My LCC: Nancy Cole Silverman

Growing up in Arizona I frequently heard stories, legends really, about the red rocks and the mountains surrounding the Phoenix area. When I was in college, my friends and I used to hike the Superstition Mountains, just north of Phoenix, in search of the Lost Dutchman’s Mine. It was a favorite haunt of ours, we were drawn like prospectors who came in search of gold and settled for ghost stories we told around a campfire beneath the inky black desert skies.

Down the street from my home was Cactus Hill, an empty dirt lot that sat beneath the Wrigley Mansion. They used to shoot kids with BB guns who came too close. But that didn’t stop me and I have a few skinned knees to prove it. Curiosity has always gotten the best of me. I sometimes wonder if perhaps it was because I grew up in the desert where a writer’s best friend can be the big sky and open spaces.

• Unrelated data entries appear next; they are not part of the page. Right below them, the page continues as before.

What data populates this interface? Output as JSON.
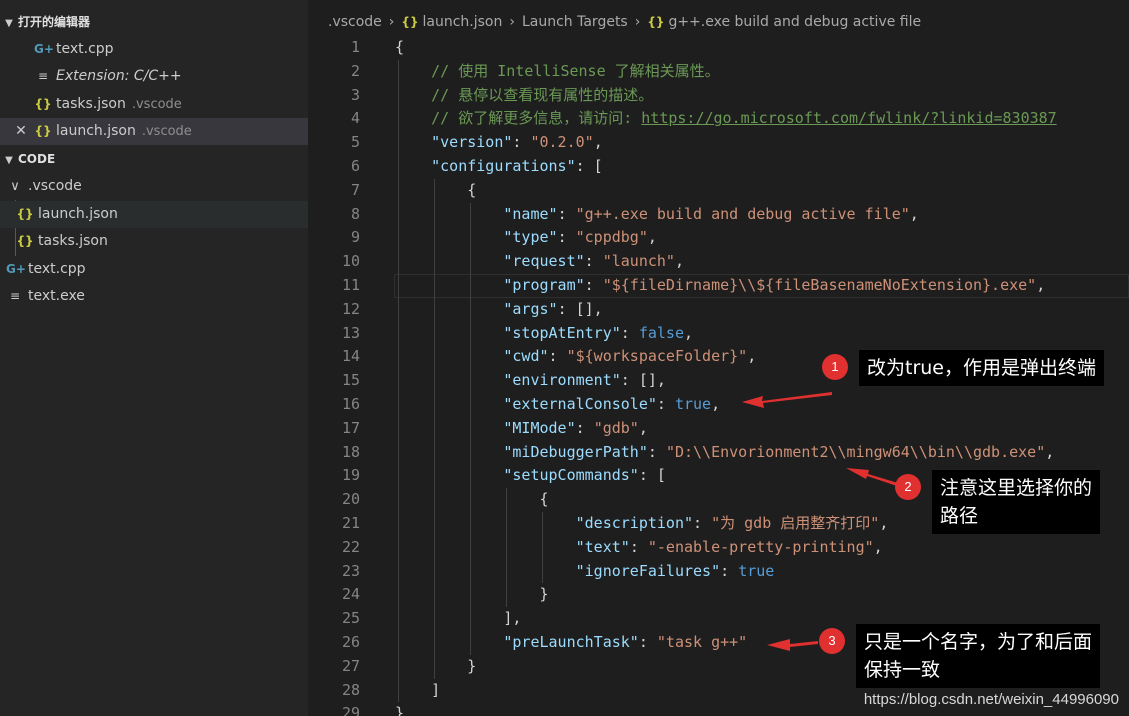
{
  "sidebar": {
    "open_editors_header": "打开的编辑器",
    "open_editors": [
      {
        "icon": "cpp-file-icon",
        "name": "text.cpp",
        "desc": ""
      },
      {
        "icon": "extension-icon",
        "name": "Extension: C/C++",
        "desc": ""
      },
      {
        "icon": "json-file-icon",
        "name": "tasks.json",
        "desc": ".vscode"
      },
      {
        "icon": "json-file-icon",
        "name": "launch.json",
        "desc": ".vscode"
      }
    ],
    "folder_header": "CODE",
    "tree": [
      {
        "name": ".vscode"
      },
      {
        "name": "launch.json"
      },
      {
        "name": "tasks.json"
      },
      {
        "name": "text.cpp"
      },
      {
        "name": "text.exe"
      }
    ]
  },
  "breadcrumb": [
    ".vscode",
    "launch.json",
    "Launch Targets",
    "g++.exe build and debug active file"
  ],
  "code_lines": [
    {
      "n": "1",
      "t": "{"
    },
    {
      "n": "2",
      "t": "    // 使用 IntelliSense 了解相关属性。"
    },
    {
      "n": "3",
      "t": "    // 悬停以查看现有属性的描述。"
    },
    {
      "n": "4",
      "t": "    // 欲了解更多信息，请访问: https://go.microsoft.com/fwlink/?linkid=830387"
    },
    {
      "n": "5",
      "t": "    \"version\": \"0.2.0\","
    },
    {
      "n": "6",
      "t": "    \"configurations\": ["
    },
    {
      "n": "7",
      "t": "        {"
    },
    {
      "n": "8",
      "t": "            \"name\": \"g++.exe build and debug active file\","
    },
    {
      "n": "9",
      "t": "            \"type\": \"cppdbg\","
    },
    {
      "n": "10",
      "t": "            \"request\": \"launch\","
    },
    {
      "n": "11",
      "t": "            \"program\": \"${fileDirname}\\\\${fileBasenameNoExtension}.exe\","
    },
    {
      "n": "12",
      "t": "            \"args\": [],"
    },
    {
      "n": "13",
      "t": "            \"stopAtEntry\": false,"
    },
    {
      "n": "14",
      "t": "            \"cwd\": \"${workspaceFolder}\","
    },
    {
      "n": "15",
      "t": "            \"environment\": [],"
    },
    {
      "n": "16",
      "t": "            \"externalConsole\": true,"
    },
    {
      "n": "17",
      "t": "            \"MIMode\": \"gdb\","
    },
    {
      "n": "18",
      "t": "            \"miDebuggerPath\": \"D:\\\\Envorionment2\\\\mingw64\\\\bin\\\\gdb.exe\","
    },
    {
      "n": "19",
      "t": "            \"setupCommands\": ["
    },
    {
      "n": "20",
      "t": "                {"
    },
    {
      "n": "21",
      "t": "                    \"description\": \"为 gdb 启用整齐打印\","
    },
    {
      "n": "22",
      "t": "                    \"text\": \"-enable-pretty-printing\","
    },
    {
      "n": "23",
      "t": "                    \"ignoreFailures\": true"
    },
    {
      "n": "24",
      "t": "                }"
    },
    {
      "n": "25",
      "t": "            ],"
    },
    {
      "n": "26",
      "t": "            \"preLaunchTask\": \"task g++\""
    },
    {
      "n": "27",
      "t": "        }"
    },
    {
      "n": "28",
      "t": "    ]"
    },
    {
      "n": "29",
      "t": "}"
    }
  ],
  "annotations": [
    {
      "num": "1",
      "text": "改为true，作用是弹出终端"
    },
    {
      "num": "2",
      "text_line1": "注意这里选择你的",
      "text_line2": "路径"
    },
    {
      "num": "3",
      "text_line1": "只是一个名字，为了和后面",
      "text_line2": "保持一致"
    }
  ],
  "watermark": "https://blog.csdn.net/weixin_44996090",
  "colors": {
    "annotation_red": "#e03030",
    "keyword": "#9cdcfe",
    "string": "#ce9178",
    "comment": "#6a9955",
    "boolean": "#569cd6"
  }
}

Every year at Thanksgiving my family and I would hike Squaw Peak. Today the name of that mountain has been changed to Piestewa Peak, after the first Native American woman, Army Spc. Lori Ann Piestewa, who was killed in the Iraq war. It’s the second highest of the Phoenix Mountains (2610 feet) the first being Camelback. Legend is that this was the spot the Indians left their old squaws to die. Somewhere on that mountain is a registry, a record of those of us who hiked to the top of the mountain. If you get a chance, it’s worth the hike.

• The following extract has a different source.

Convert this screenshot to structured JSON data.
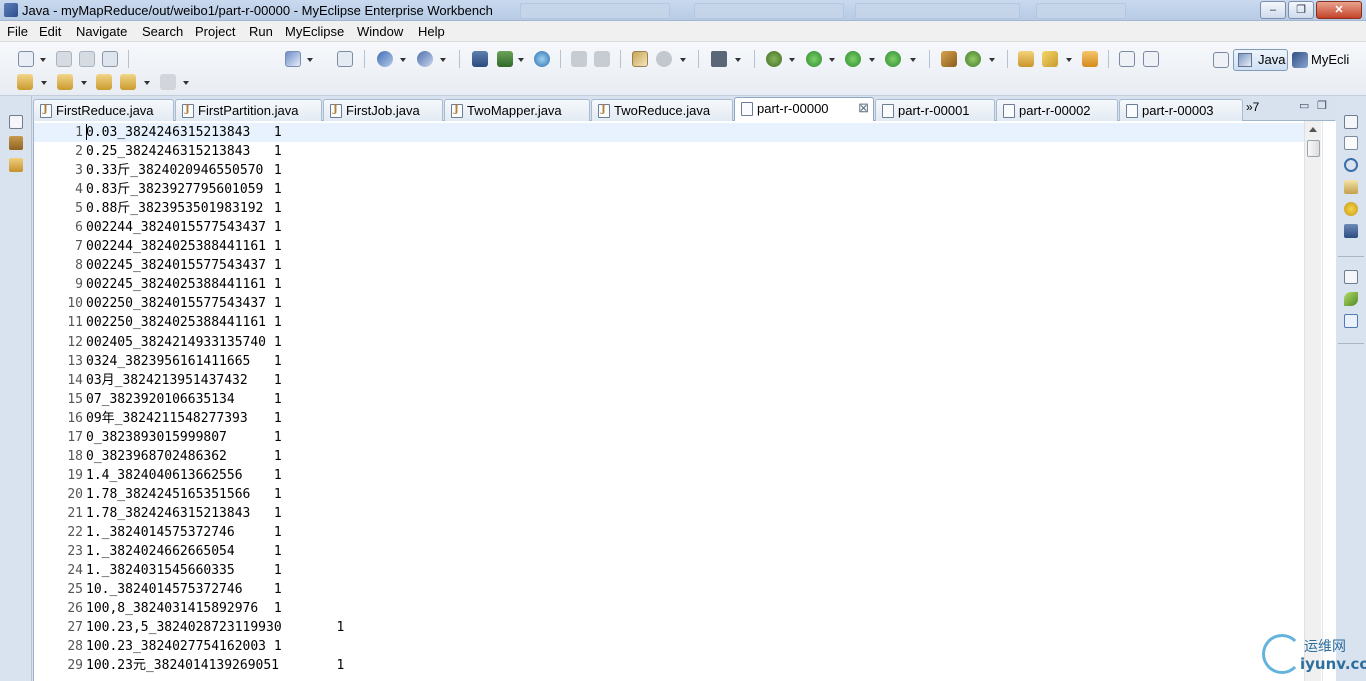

Oh, and just in case you’re wondering, Camelback Mountain, that long, low range that looks like a Camel’s body, didn’t just get its name because it looks like a reclining camel. Camels really were part of Arizona’s history. In 1855, Congress paid $30,000 to purchase camels for the military. The thought was that they might prove more worthy than horses in the desert. Thank goodness they didn’t. I can’t imagine a western where a cowboy might ride into town on his camel.

North of Phoenix is Sedona, another favorite haunt of mine. I spent my summers in Oak Creek Canyon tubing down the river and swimming among the minnows. It’s a magical spot. Sedona’s noted for it a vortex, an area where the physical and metaphysical energies are their strongest. If you’re looking for a creative inspiration, Sedona, with it’s picturesque red rocks, is just two hours drive north of Phoenix.

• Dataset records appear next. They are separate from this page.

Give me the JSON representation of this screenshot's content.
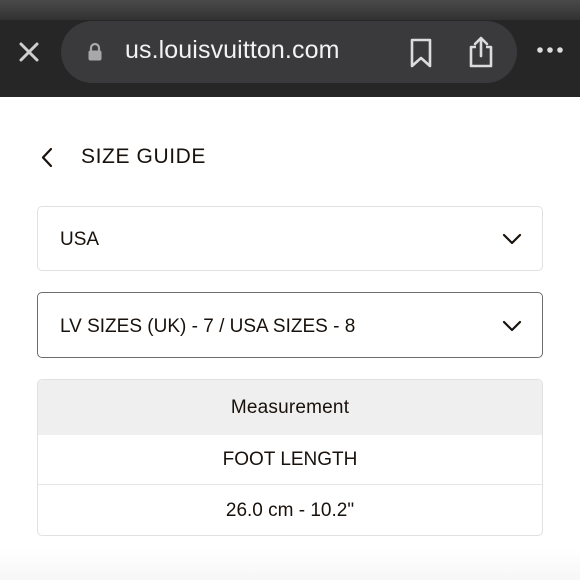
{
  "browser": {
    "url": "us.louisvuitton.com",
    "icons": [
      "close-icon",
      "lock-icon",
      "bookmark-icon",
      "share-icon",
      "more-icon"
    ]
  },
  "page": {
    "title": "SIZE GUIDE",
    "back_icon": "chevron-left-icon"
  },
  "country_select": {
    "value": "USA",
    "icon": "chevron-down-icon"
  },
  "size_select": {
    "value": "LV SIZES (UK) - 7 / USA SIZES - 8",
    "icon": "chevron-down-icon"
  },
  "table": {
    "header": "Measurement",
    "rows": [
      "FOOT LENGTH",
      "26.0 cm - 10.2\""
    ]
  },
  "colors": {
    "browser_bar": "#262626",
    "url_pill": "#3a3a3c",
    "text": "#19110b",
    "table_header_bg": "#efefef"
  }
}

Another stop, ninety minutes north of Phoenix, is the last home of Anasazi Indians, Montezuma Castle. Their ancestors, or those that survived, are believed to be mixed with the Pima Indians who live east of the Valley, in the Mesa area, farming cotton. I once wrote a story about their last night together as they huddled outside their cliff dwellings, listening to the fluted call of Kokopelli. You can find Kokopelli figurines everywhere, commemorating his legend being. He’s the humped back flute player with the antenna looking feathers protruding from his head. For me, returning home for the Left Coast Crime Convention, is a bit like walking through a memory field. It’s not just a chance to be among other writers and friends, but an opportunity to return to my roots, and those stories I remember from so long ago. Or perhaps it’s Kokopelli’s flute I hear playing.

Nancy Cole Silverman credits her twenty-five years in radio for helping her to develop an ear for storytelling. In 2001 Silverman retired from news and copywriting to write fiction fulltime. In 2014, Silverman signed with Henery Press for her new mystery series, The Carol Childs’ Mysteries. The first of the series, Shadow of Doubt, debuted in December 2014 and the second, Beyond a Doubt, debuted July 2015. Coming soon, in 2016, is the third in the series, Without A Doubt. Silverman also has written a number of short stories, many of them influenced by her experiences growing up in the Arizona desert.


  1. What a gorgeous piece! Someday I want you to give me a tour of all this magical places.

  2. Now I wished I booked more time to spend there. Sounds like a wonderful place to grow up in.